Solved: netcat (nc) doesn’t terminate at end of transmission
Introduction
I often use netcat to transmit chunks of data between two Linux machines. I usually go something like
$ pv backup-image.iso | nc -l 1234
on one machine, and then maybe
# nc 10.1.2.3 1234 > /dev/sdb1
This is an example for using another machine to write data into a USB disk-on-key, because writing to any /dev/sdX on my main computer scares me too much.
But it doesn’t quit when it finishes
So after a couple of hours of operation it’s obviously finished, but with certain couples of computers, neither side quits the netcat program. So it’s not clear if the very last piece of data was fully written on the target.
Immediate thing to try
If you’re stuck like this after a long netcat transmission, this might save you: Press CTRL-D on the console of computer receiving data. If you’re lucky, this releases netcat on both sides.
Why this happens
This was written in July 2018, reflecting the netcat versions I’ve come across.
netcat opens a bidirectional TCP link, passing one side’s stdin to the other side’s stdout and vice versa. When netcat is faced with an EOF on its standard input, it may or may not close the sending part of its TCP connection, depending on which version of netcat it is. If it indeed closed the the sending connection, a FIN TCP packet is sent to the other side. The netcat program on the other side receives this FIN packet, and may or may not quit, once again, depending on which version of netcat it is. If it did quit, it returns a FIN packet, closing the connection altogether.

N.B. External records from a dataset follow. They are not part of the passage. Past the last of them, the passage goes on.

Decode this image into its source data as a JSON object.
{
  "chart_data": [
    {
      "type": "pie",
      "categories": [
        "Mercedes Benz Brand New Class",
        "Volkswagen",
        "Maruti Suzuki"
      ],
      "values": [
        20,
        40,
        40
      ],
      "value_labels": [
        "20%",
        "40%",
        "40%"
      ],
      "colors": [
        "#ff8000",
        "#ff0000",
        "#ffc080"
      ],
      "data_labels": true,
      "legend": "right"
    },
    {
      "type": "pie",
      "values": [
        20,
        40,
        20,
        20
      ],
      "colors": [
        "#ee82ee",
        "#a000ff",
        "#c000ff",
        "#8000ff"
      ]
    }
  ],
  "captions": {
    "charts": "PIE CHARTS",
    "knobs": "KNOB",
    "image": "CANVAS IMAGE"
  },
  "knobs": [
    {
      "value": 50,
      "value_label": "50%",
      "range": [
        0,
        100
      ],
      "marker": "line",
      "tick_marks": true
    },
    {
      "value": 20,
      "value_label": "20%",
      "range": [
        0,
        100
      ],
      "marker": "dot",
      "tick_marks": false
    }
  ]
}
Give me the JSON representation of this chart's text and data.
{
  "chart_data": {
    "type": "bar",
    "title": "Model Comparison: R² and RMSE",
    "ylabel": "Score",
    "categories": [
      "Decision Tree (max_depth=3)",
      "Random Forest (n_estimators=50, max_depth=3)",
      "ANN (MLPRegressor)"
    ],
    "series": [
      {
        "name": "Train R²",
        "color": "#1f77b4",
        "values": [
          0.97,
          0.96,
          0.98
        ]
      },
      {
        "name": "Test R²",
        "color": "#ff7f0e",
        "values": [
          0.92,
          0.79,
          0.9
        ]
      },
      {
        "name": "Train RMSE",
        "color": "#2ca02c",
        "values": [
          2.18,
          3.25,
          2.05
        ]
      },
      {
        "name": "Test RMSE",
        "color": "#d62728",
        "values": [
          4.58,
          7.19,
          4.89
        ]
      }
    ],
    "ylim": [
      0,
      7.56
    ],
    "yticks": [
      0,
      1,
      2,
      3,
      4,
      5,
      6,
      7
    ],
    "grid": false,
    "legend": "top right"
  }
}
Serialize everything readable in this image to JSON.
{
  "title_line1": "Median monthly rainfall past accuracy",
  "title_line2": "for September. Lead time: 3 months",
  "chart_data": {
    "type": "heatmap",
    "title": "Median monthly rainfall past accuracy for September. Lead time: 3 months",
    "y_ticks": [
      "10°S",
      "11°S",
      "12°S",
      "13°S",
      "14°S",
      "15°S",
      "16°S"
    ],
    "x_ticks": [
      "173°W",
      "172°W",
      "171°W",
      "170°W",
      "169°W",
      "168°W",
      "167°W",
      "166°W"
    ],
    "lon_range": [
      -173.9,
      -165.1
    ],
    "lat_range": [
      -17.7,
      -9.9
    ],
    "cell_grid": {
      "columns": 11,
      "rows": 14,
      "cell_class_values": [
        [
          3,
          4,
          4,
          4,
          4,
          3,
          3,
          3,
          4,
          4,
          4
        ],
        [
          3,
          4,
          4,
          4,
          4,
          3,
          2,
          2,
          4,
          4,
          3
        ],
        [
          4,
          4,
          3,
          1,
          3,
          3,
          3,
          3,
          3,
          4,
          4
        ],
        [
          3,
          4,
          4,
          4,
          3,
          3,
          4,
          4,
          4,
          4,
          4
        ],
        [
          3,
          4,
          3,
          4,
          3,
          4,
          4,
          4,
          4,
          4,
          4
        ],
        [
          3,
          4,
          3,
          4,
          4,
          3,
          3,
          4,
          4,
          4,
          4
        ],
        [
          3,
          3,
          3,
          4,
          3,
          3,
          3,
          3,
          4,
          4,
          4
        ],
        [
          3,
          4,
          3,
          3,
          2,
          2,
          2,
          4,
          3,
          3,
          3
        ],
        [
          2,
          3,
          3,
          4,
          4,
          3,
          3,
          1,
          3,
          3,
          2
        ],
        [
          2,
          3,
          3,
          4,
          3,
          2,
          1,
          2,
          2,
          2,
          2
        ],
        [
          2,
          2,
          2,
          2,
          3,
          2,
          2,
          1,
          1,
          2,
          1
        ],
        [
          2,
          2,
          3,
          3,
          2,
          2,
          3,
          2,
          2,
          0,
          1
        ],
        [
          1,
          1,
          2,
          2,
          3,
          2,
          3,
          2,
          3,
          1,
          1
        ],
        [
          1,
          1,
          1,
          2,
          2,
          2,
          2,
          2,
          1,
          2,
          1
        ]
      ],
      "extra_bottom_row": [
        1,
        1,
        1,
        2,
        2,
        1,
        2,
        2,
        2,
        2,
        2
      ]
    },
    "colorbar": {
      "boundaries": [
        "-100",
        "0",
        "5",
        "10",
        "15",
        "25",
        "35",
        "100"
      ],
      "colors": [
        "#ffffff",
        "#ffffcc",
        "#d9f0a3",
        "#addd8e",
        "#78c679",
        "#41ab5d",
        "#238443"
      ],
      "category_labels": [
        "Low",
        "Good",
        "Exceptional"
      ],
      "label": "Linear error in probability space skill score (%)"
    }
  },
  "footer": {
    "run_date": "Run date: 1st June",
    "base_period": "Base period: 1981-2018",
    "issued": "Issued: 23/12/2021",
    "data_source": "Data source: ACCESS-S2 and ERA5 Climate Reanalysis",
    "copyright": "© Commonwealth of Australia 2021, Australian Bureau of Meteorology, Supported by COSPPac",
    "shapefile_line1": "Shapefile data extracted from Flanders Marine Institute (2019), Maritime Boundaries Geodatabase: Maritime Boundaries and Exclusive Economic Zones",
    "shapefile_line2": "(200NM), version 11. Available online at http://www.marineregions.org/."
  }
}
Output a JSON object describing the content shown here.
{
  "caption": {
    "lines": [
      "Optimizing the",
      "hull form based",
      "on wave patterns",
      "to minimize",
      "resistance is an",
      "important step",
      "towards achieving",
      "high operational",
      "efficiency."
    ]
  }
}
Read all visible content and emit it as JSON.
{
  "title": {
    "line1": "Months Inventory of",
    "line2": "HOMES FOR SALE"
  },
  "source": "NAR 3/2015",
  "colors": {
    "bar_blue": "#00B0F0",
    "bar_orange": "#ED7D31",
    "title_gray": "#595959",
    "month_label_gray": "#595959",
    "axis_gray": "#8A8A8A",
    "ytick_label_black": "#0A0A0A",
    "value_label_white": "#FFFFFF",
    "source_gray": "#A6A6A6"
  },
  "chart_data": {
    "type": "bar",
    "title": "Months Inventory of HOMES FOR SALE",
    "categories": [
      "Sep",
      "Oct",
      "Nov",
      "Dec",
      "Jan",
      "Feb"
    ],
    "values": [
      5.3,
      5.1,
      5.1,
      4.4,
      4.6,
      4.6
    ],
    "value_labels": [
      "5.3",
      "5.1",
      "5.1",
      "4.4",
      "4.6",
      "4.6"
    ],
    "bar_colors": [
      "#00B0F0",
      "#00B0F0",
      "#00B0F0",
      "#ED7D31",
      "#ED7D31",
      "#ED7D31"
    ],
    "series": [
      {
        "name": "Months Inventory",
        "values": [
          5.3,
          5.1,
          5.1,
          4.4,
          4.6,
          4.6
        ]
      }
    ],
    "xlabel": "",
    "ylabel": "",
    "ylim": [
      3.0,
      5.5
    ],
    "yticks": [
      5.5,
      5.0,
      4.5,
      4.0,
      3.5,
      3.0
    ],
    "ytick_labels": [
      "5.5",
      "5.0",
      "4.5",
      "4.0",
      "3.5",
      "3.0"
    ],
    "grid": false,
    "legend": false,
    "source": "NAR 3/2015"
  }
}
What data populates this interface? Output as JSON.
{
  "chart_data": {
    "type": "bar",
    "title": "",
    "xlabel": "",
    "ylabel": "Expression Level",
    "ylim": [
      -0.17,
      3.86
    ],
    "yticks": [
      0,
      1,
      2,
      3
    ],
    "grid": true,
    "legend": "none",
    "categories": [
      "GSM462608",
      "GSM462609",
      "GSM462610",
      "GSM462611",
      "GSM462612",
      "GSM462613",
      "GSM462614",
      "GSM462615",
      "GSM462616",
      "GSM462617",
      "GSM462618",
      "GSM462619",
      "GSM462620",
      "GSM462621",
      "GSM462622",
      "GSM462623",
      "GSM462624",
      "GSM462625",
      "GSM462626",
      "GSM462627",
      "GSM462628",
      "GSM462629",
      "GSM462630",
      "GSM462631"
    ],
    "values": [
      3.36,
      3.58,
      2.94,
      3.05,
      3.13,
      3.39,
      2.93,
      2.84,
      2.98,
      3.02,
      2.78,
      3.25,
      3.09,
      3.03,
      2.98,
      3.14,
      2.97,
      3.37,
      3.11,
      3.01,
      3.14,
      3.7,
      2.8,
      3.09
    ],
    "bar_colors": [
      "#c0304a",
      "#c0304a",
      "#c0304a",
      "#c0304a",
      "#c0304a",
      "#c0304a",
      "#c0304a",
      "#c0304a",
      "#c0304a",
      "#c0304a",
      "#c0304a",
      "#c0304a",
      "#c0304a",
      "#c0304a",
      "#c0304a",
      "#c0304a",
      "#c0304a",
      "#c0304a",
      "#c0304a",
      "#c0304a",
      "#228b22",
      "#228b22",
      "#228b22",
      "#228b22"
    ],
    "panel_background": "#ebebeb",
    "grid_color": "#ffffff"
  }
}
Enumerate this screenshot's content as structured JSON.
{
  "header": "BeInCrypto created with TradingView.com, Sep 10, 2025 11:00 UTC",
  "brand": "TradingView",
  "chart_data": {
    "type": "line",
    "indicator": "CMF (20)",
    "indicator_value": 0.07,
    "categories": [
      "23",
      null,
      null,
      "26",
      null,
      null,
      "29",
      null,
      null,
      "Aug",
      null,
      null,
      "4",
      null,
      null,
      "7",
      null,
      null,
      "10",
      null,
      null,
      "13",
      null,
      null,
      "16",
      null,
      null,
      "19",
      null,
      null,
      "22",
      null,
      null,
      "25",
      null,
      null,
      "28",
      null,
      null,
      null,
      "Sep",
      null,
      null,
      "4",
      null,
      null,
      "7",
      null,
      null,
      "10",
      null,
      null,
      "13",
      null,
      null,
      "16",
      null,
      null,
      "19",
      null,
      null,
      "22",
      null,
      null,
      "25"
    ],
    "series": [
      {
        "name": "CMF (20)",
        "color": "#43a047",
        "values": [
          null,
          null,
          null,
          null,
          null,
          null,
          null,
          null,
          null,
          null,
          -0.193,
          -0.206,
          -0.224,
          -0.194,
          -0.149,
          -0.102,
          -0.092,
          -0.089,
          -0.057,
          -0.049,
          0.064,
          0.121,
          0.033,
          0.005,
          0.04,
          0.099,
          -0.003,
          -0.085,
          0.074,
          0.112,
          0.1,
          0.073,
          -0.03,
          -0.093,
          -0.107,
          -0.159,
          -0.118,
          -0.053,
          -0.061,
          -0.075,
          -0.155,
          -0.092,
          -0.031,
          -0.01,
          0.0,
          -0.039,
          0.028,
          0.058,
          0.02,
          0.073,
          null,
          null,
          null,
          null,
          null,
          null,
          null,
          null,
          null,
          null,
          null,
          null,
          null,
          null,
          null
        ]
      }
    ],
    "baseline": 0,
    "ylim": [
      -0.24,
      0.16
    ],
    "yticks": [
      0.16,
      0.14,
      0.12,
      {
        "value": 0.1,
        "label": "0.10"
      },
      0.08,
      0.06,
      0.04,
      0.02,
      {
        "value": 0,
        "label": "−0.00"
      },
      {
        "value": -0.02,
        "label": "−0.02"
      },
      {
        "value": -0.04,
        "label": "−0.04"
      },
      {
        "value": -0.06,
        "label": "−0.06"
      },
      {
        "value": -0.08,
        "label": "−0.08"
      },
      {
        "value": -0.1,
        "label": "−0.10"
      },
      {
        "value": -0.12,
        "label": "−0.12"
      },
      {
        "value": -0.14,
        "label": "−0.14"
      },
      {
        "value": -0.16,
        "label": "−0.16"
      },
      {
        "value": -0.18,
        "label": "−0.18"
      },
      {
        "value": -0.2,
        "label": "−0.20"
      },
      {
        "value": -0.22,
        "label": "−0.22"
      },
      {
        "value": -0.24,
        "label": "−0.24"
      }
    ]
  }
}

So we have two “may or may not”, leading to four possibilities of how it all behaves.
The example above works if (and only if) the sending side sends a FIN when it sees EOF on its stdin, and that causes the other side’s netcat to quit, closing the TCP connection completely (sending a FIN packet back), which causes the first netcat to quit as well. And all is good.
Well, no. Formally, this is actually wrong behavior: Considering netcat to be a bidirectional link (this isn’t used a lot, but still), closing one direction shouldn’t cause the closing of the other. Maybe there’s data for waiting for transmission in the opposite direction. It’s perfectly legal, and quite commonplace, to transmit data on a half-open TCP link.
This is probably why recent revisions of netcat will not quit on receiving a FIN packet, but only when there’s no data in either direction: After receiving a FIN on the incoming TCP line and an EOF on its stdin.
Also, recent netcat revisions ignore the EOF on its stdin until the FIN arrives, unless the -q flag is given (which is not supported by earlier versions, but neither is it needed). This causes a potential deadlock: Even if both sides have received an EOF, none will quit, because neither has sent the FIN packet. The -q flag solves this.
Does it matter which side is listening?
I haven’t read the sources (of which revision should I read?), but after quite some experiments I got the impression that the behavior is symmetric: Client and server behave exactly the same way. Doesn’t matter which side was listening and which was initiating the TCP connection.
So what to do
Since there are two different paradigms of netcat out there, there’s no catch-all solution. For each pair of machines, test your netcat pair before starting a heavy operation. Possibly on a short file, possibly by typing data on the console. Be sure both sides quit at the end.
One thing that helps is to change the receiving part to e.g.
# nc 10.1.2.3 1234 > /dev/sdb1 < /dev/null
/dev/null supplies an EOF right away. Older netcats will send a FIN on the TCP link immediately on its establishment, so if there’s an old netcat on the other side, both sides quit right away, possibly before any data is sent. But if there are old netcats on both sides, you’re probably not bothered by this issue at all.
Newer netcats do nothing because of this immediate EOF (they ignore it until a FIN arrives), but it allows them to quit when the other side does.
Another thing to do, is to add the -q flag on the sending netcat (supported only by the newer netcats). For example:
$ pv backup-image.dat | nc -q 0 -l 1234
The “-q 0″ part tells netcat to “quit” immediately after receiving an EOF (or so says the man page). My own anecdotal experiment shows that “-q 0″ doesn’t make netcat quit at all, but just to send the FIN packet when an EOF arrives. In other words, “-q 0″ means “send a FIN packet when EOF arrives on stdin”. Something old netcats do anyhow.
This is good enough to get out of the deadlock mentioned above: When the data stream ends, the sending part sends a FIN because of the “-q 0″ flag. The receiving part now has an EOF by virtue of /dev/null, and a FIN from the sending part, so it quits, sending a FIN back. Now the first side has an EOF and a FIN, and quits as well.
Note that the “-q 0″ is more important than the /dev/null trick: If the receiving side has quit, we know all data has been flushed. It therefore doesn’t matter so much that a CTRL-C is needed to release the sending side. Doesn’t matter, but doesn’t add a feeling of confidence when the transmission is really important.
And this bring me back to what I began with: Each pair of computers needs a test before attempting something heavy. Sadly.